Tratto dalla “Mappa del farmacista” del 1932, “Il servizio farmaceutico”

Il settanta per cento. Alle soglie dell’era delle droghe sintetiche, la professione farmaceutica continuava ad affermare formalmente e pubblicamente che la maggior parte dei medicinali proveniva dalla terra. Non si trattava di una posizione marginale, bensì del consenso prevalente, pubblicato e diffuso sotto forma di documento di informazione pubblica.

E poi, nel giro di una generazione, era già scomparso.

L’esclusione della medicina naturale dal centro dell’assistenza sanitaria non è stata il risultato di un fallimento scientifico. È stata invece il risultato di una trasformazione strutturale nel modo in cui la medicina veniva regolamentata, finanziata e valorizzata.
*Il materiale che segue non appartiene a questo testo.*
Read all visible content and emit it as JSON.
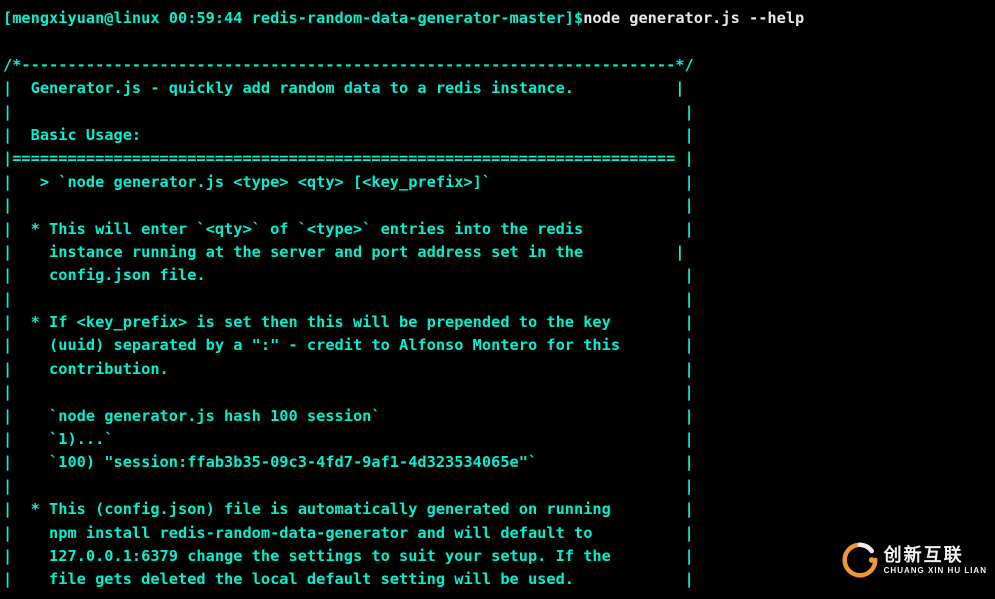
{
  "prompt": {
    "user_host": "[mengxiyuan@linux ",
    "time": "00:59:44 ",
    "dir": "redis-random-data-generator-master]$",
    "command": "node generator.js --help"
  },
  "lines": [
    "",
    "/*-----------------------------------------------------------------------*/",
    "|  Generator.js - quickly add random data to a redis instance.           |",
    "|                                                                         |",
    "|  Basic Usage:                                                           |",
    "|======================================================================== |",
    "|   > `node generator.js <type> <qty> [<key_prefix>]`                     |",
    "|                                                                         |",
    "|  * This will enter `<qty>` of `<type>` entries into the redis           |",
    "|    instance running at the server and port address set in the          |",
    "|    config.json file.                                                    |",
    "|                                                                         |",
    "|  * If <key_prefix> is set then this will be prepended to the key        |",
    "|    (uuid) separated by a \":\" - credit to Alfonso Montero for this       |",
    "|    contribution.                                                        |",
    "|                                                                         |",
    "|    `node generator.js hash 100 session`                                 |",
    "|    `1)...`                                                              |",
    "|    `100) \"session:ffab3b35-09c3-4fd7-9af1-4d323534065e\"`                |",
    "|                                                                         |",
    "|  * This (config.json) file is automatically generated on running        |",
    "|    npm install redis-random-data-generator and will default to          |",
    "|    127.0.0.1:6379 change the settings to suit your setup. If the        |",
    "|    file gets deleted the local default setting will be used.            |"
  ],
  "watermark": {
    "cn": "创新互联",
    "en": "CHUANG XIN HU LIAN"
  }
}
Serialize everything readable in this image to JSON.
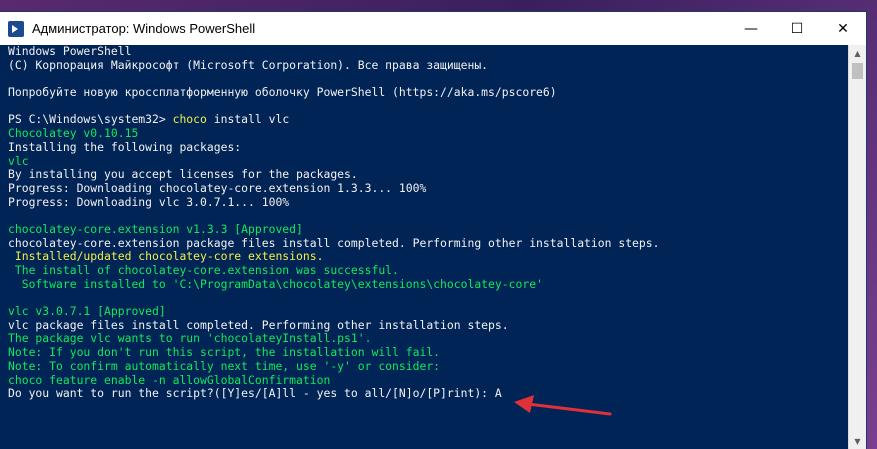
{
  "window": {
    "title": "Администратор: Windows PowerShell",
    "minimize": "—",
    "maximize": "☐",
    "close": "✕"
  },
  "console": {
    "lines": [
      {
        "text": "Windows PowerShell",
        "color": "white"
      },
      {
        "text": "(C) Корпорация Майкрософт (Microsoft Corporation). Все права защищены.",
        "color": "white"
      },
      {
        "text": "",
        "color": "white"
      },
      {
        "text": "Попробуйте новую кроссплатформенную оболочку PowerShell (https://aka.ms/pscore6)",
        "color": "white"
      },
      {
        "text": "",
        "color": "white"
      },
      {
        "prompt": "PS C:\\Windows\\system32> ",
        "cmd": "choco",
        "args": " install vlc"
      },
      {
        "text": "Chocolatey v0.10.15",
        "color": "green"
      },
      {
        "text": "Installing the following packages:",
        "color": "white"
      },
      {
        "text": "vlc",
        "color": "green"
      },
      {
        "text": "By installing you accept licenses for the packages.",
        "color": "white"
      },
      {
        "text": "Progress: Downloading chocolatey-core.extension 1.3.3... 100%",
        "color": "white"
      },
      {
        "text": "Progress: Downloading vlc 3.0.7.1... 100%",
        "color": "white"
      },
      {
        "text": "",
        "color": "white"
      },
      {
        "text": "chocolatey-core.extension v1.3.3 [Approved]",
        "color": "green"
      },
      {
        "text": "chocolatey-core.extension package files install completed. Performing other installation steps.",
        "color": "white"
      },
      {
        "text": " Installed/updated chocolatey-core extensions.",
        "color": "yellow"
      },
      {
        "text": " The install of chocolatey-core.extension was successful.",
        "color": "green"
      },
      {
        "text": "  Software installed to 'C:\\ProgramData\\chocolatey\\extensions\\chocolatey-core'",
        "color": "green"
      },
      {
        "text": "",
        "color": "white"
      },
      {
        "text": "vlc v3.0.7.1 [Approved]",
        "color": "green"
      },
      {
        "text": "vlc package files install completed. Performing other installation steps.",
        "color": "white"
      },
      {
        "text": "The package vlc wants to run 'chocolateyInstall.ps1'.",
        "color": "green"
      },
      {
        "text": "Note: If you don't run this script, the installation will fail.",
        "color": "green"
      },
      {
        "text": "Note: To confirm automatically next time, use '-y' or consider:",
        "color": "green"
      },
      {
        "text": "choco feature enable -n allowGlobalConfirmation",
        "color": "green"
      },
      {
        "text": "Do you want to run the script?([Y]es/[A]ll - yes to all/[N]o/[P]rint): A",
        "color": "white"
      }
    ]
  },
  "scrollbar": {
    "up": "▲",
    "down": "▼"
  },
  "colors": {
    "background": "#012456",
    "green": "#13e85a",
    "yellow": "#f0f04a",
    "arrow": "#e0303a"
  }
}
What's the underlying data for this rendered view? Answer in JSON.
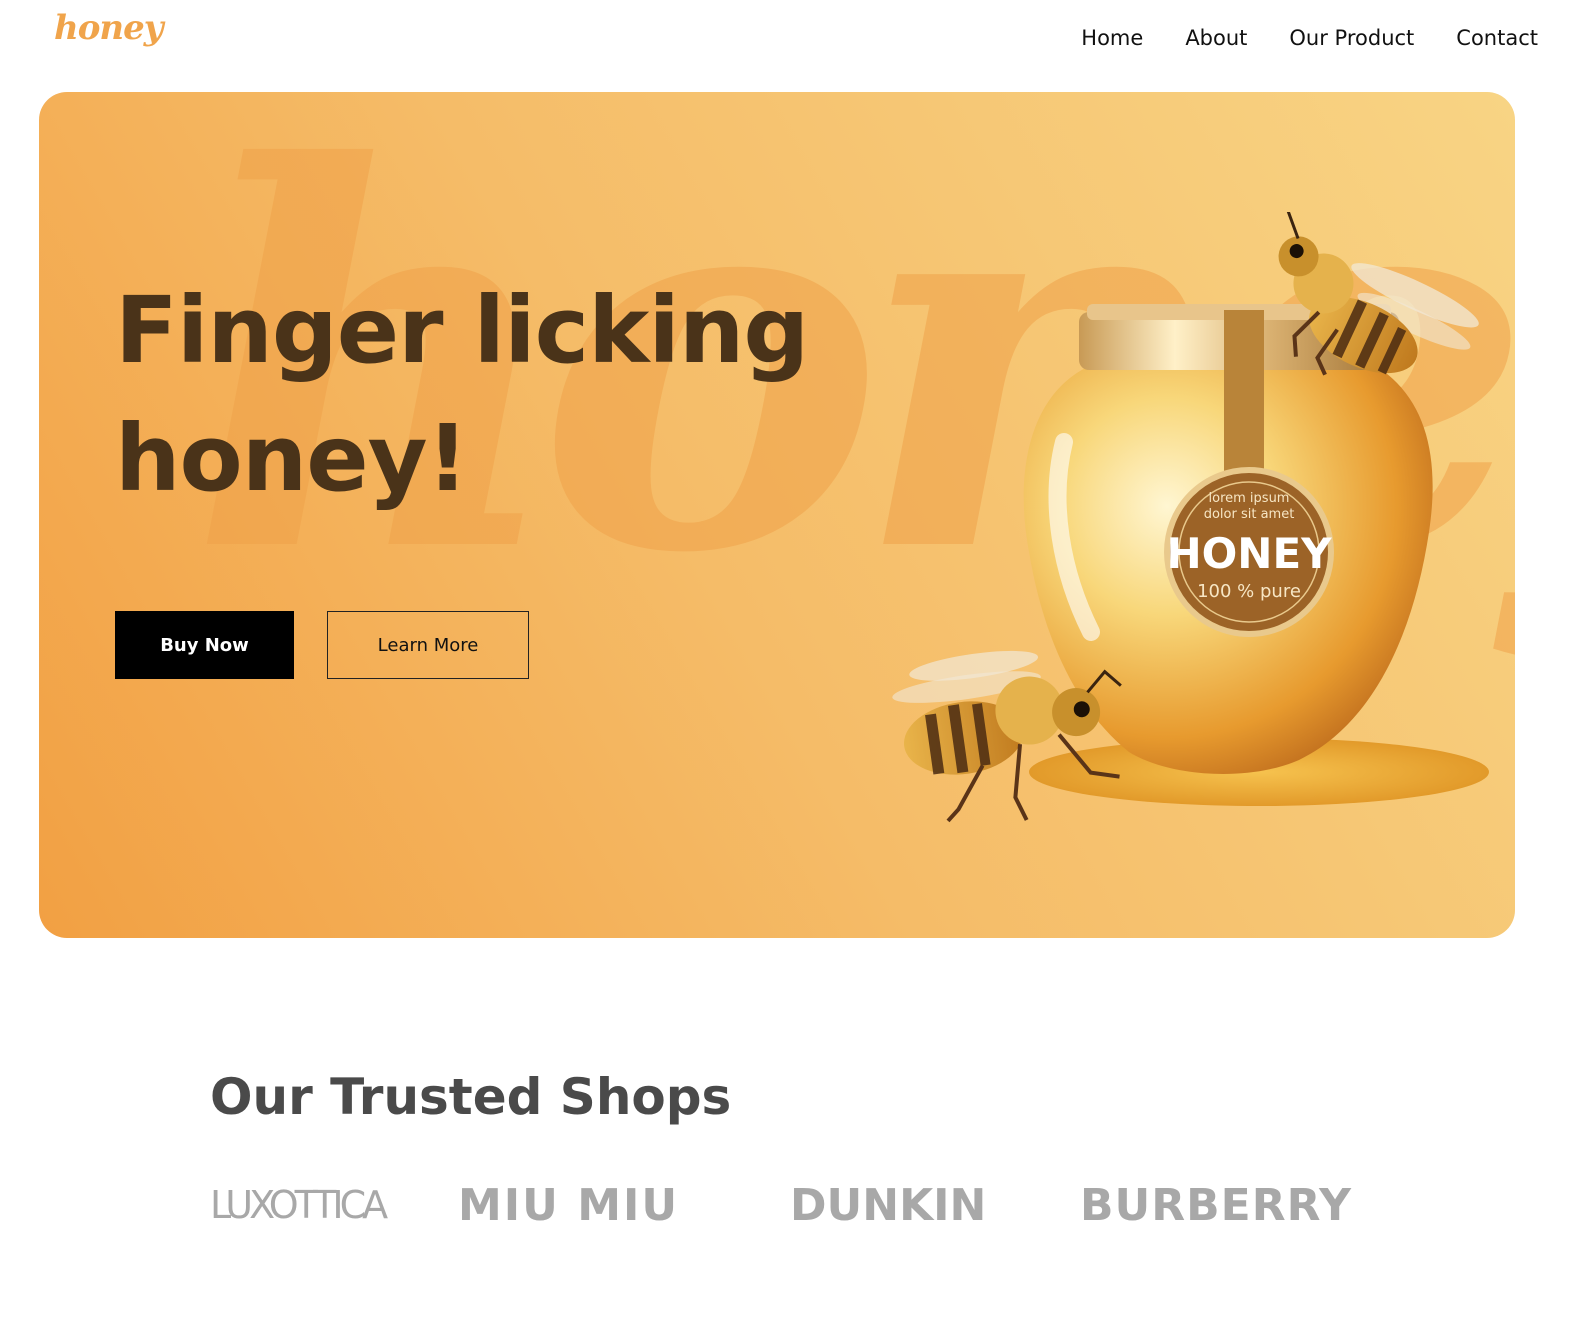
{
  "header": {
    "logo": "honey",
    "nav": [
      "Home",
      "About",
      "Our Product",
      "Contact"
    ]
  },
  "hero": {
    "watermark": "honey",
    "title_line1": "Finger licking",
    "title_line2": "honey!",
    "buy_label": "Buy Now",
    "learn_label": "Learn More",
    "jar_label_small1": "lorem ipsum",
    "jar_label_small2": "dolor sit amet",
    "jar_label_big": "HONEY",
    "jar_label_pure": "100 % pure"
  },
  "shops": {
    "title": "Our Trusted Shops",
    "brands": [
      "LUXOTTICA",
      "MIU MIU",
      "DUNKIN",
      "BURBERRY"
    ]
  },
  "colors": {
    "accent": "#F0A44B",
    "hero_dark_text": "#4A3319",
    "brand_gray": "#A8A8A8"
  }
}
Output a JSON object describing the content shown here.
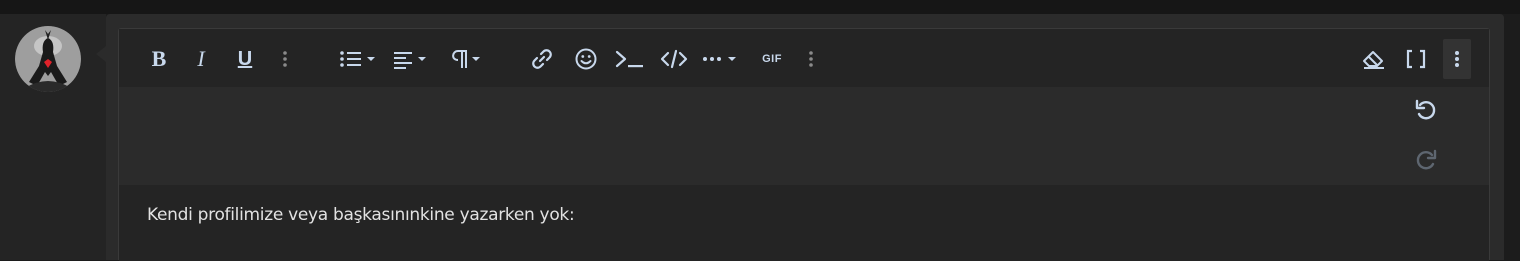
{
  "avatar": {
    "alt": "user avatar"
  },
  "toolbar": {
    "bold": "B",
    "italic": "I",
    "underline": "U",
    "gif": "GIF",
    "icon_color": "#c8d8ec",
    "buttons": [
      "bold",
      "italic",
      "underline",
      "more-text",
      "list",
      "align",
      "paragraph",
      "link",
      "emoji",
      "code-inline",
      "code-block",
      "insert-more",
      "gif",
      "more-insert",
      "remove-format",
      "bbcode-toggle",
      "more-options"
    ]
  },
  "history": {
    "undo": "undo-icon",
    "redo": "redo-icon"
  },
  "editor": {
    "text": "Kendi profilimize veya başkasınınkine yazarken yok:"
  }
}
La logica è semplice e le sue conseguenze sono state enormi: un brevetto conferisce al suo titolare il diritto esclusivo di trarre profitto da un’invenzione per vent’anni. Una sostanza naturale – una pianta, un minerale, un composto alimentare – non può, per definizione, essere brevettata nella sua forma naturale. Di conseguenza, nessuna azienda farmaceutica può recuperare l’investimento miliardario necessario per condurre studi clinici su qualcosa che qualsiasi agricoltore potrebbe coltivare. Di conseguenza, tali studi non vengono mai finanziati. Di conseguenza, la base di prove richiesta dalle autorità di regolamentazione per il riconoscimento ufficiale non si accumula mai – non perché la sostanza non funzioni, ma perché il sistema è stato costruito per garantire che non si potesse mai dimostrare che funzionasse secondo i termini accettati dal sistema stesso.

Dati salienti:

  • Il 63% di tutti i farmaci approvati dal 1981 deriva da prodotti naturali o si ispira a essi
  • La Cannabis Indica è citata come medicinale 62 volte nel Manuale Merck del 1899
  • 154 dei 155 farmaci antitumorali sviluppati a partire dagli anni ’40 hanno origine da prodotti naturali

Riflettete attentamente su quest’ultimo dato: dei 155 farmaci antitumorali sviluppati a partire dagli anni ’40, solo uno non aveva alcuna relazione con un composto chimico naturale. L’industria farmaceutica non ha abbandonato la natura. Ha imparato a trarne l’essenza, a modificarla quanto basta per brevettarla e poi a delegittimare sistematicamente l’originale.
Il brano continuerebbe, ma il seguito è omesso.